LINCOLN
Quem espere um filme sobre a Guerra da Secessão nos EUA,
apenas irá encontrar uma ou outra cena de batalha, que localiza historicamente
o período, que enuncia os adversários e a questão em discussão (a abolição da escravatura
nos EUA) e que coloca o problema visto dos dois lados dos contendores. Na
verdade, o que interessa essencialmente a Spielberg é um outro aspecto,
complexo e pouco conhecido, e que se debate em gabinetes e no Congresso. Ao
mesmo tempo que a guerra se aproxima do seu fim, com os estados do sul próximos
da rendição, no Congresso irá votar-se a 13ª Emenda que proclama o fim da
escravatura. Para Lincoln este é o propósito primordial. Para fazer passar no
Congresso este diploma, mostra-se capaz de tudo. Quer que todos os Republicanos
(o partido que na altura defende a abolição) assumam esse voto e necessita de
pelo menos mais vinte senadores Democratas (que recusam o fim da escravatura),
para atingir a percentagem necessária. Portanto, no segredo dos gabinetes, há
que fazer mudar o sentido de voto de uns quantos, prometendo-lhes o que for
preciso, empregos, promoções, possivelmente benesses. Trata-se de corrupção ao
mais alto nível. Tony Kushner, o argumentista desta obra e de “Munique” e “Anjos
na América”, baseia-se parcialmente na obra de Doris Kearns Goodwin, "Team
of Rivals: The Political Genius of Abraham Lincoln", onde tudo isto estará
documentado.
O filme começa por uma rápida cena de batalha, nocturna e
lamacenta, violenta e feroz, que relembra a brutalidade de iguais cenas de “O
Resgate do Soldado Ryan” ou “Cavalo de Guerra”. Mas rapidamente se passa para a
intimidade de uma conversa entre Lincoln e alguns soldados negros que
reivindicam direitos e igualdades. Lincoln ouve e está de acordo. Esse será o
seu caminho. Obstinadamente irá cruzá-lo até à votação final, derrubando todos
os obstáculos que encontra no acidentado percurso. Mas a questão é mais
complexa. A guerra tem de ser a pressão necessária para impor a Emenda. Se a
paz chegar, se as tropas sulistas se renderem antes do dia da votação, é muito
possível que a votação lhe seja contrária. Não pôr fim à guerra é um argumento
poderoso para levar avante os seus intentos. Por isso, não pode aceitar a
rendição do exército confederado antes da hora certa.

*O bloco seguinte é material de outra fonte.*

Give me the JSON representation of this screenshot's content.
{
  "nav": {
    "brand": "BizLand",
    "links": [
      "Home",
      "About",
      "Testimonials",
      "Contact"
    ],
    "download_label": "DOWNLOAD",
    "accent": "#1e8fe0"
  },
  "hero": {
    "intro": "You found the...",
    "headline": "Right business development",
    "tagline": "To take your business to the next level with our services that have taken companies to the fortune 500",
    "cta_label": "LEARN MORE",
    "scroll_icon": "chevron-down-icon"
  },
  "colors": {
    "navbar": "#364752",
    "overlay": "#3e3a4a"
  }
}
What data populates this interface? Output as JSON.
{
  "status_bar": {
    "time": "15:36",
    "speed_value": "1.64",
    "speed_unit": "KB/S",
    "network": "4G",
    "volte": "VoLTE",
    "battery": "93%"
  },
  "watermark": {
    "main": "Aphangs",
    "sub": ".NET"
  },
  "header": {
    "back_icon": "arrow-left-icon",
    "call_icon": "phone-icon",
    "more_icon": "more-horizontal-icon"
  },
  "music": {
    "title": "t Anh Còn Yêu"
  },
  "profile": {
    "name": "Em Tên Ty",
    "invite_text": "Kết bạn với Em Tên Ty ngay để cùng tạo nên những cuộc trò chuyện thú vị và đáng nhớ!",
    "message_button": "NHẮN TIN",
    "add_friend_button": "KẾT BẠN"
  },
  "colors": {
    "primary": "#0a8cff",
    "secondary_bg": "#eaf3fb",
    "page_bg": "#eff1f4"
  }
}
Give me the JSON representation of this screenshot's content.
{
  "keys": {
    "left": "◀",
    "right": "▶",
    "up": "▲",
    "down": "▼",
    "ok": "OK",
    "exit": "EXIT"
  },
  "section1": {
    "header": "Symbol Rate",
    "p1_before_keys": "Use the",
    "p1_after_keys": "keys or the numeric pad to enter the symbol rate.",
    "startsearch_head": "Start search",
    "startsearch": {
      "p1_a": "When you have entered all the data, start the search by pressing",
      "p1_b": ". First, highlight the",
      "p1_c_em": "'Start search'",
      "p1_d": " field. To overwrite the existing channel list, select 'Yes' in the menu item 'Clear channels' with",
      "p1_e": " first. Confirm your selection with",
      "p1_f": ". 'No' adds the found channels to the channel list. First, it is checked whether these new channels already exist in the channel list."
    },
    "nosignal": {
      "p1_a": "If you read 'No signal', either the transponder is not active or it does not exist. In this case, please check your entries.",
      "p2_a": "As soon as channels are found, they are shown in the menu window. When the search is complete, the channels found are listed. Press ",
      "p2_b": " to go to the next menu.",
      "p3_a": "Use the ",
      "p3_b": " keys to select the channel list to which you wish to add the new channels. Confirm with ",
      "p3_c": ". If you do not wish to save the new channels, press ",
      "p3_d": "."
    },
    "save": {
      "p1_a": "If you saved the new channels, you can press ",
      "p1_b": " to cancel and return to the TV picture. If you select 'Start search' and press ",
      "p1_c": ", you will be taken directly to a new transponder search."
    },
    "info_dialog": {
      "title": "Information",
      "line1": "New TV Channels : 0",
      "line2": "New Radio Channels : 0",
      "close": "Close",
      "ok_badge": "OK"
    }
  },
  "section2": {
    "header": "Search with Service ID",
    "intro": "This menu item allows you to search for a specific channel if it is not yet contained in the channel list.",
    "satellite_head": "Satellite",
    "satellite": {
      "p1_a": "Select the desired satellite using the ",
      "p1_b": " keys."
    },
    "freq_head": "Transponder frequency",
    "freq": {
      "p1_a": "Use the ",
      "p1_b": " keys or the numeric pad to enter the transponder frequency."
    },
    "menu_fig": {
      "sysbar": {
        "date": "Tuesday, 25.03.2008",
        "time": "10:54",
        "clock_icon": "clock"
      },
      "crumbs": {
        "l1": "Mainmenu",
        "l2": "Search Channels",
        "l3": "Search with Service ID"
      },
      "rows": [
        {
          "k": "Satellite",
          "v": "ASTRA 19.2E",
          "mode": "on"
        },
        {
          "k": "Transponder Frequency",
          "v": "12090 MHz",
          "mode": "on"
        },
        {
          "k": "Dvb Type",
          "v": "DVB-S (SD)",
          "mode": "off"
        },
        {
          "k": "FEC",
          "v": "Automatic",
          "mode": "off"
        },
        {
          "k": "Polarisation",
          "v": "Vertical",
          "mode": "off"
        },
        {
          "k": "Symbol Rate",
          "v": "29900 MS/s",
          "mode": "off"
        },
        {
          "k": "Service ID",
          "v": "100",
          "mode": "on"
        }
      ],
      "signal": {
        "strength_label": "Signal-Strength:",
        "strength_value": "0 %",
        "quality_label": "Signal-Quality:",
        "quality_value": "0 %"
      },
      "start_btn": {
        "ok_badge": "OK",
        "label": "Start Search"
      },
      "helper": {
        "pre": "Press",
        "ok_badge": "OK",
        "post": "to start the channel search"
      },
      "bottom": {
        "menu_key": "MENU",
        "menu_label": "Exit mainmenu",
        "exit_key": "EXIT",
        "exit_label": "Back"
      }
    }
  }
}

Talvez seja oportuno relembrar um pouco da história: a
guerra civil norte-americana começou em 1861, depois de Abraham Lincoln ter
sido eleito Presidente da República no ano anterior, com um programa
abolicionista, e só terminaria em 1865. Em consequência desta eleição, dez
estados do Sul, que se baseavam numa economia latifundiária, estribada no
trabalho escravo e na produção de algodão, revoltaram-se, pois viam a sua
sobrevivência ameaçada. Criaram em Richmond uma confederação, à frente da qual
se encontrava Jefferson Davis. Por outro lado, o Norte, que defendia a abolição
da escravatura, tinha interesses igualmente comerciais e lucrativos: a sua
economia era sobretudo industrial e tornava-se mais rentável com operários
livres do que com o trabalho escravo. Este conflito de interesses
desencontrados conduziu à guerra. Morreram mais de 600 mil pessoas. Os
confederados sulistas, comandados pelo general Lee, venceram batalhas
importantes, como Richmond ou Fredericksburg, mas perderam em Gettysburg ou Petersburg.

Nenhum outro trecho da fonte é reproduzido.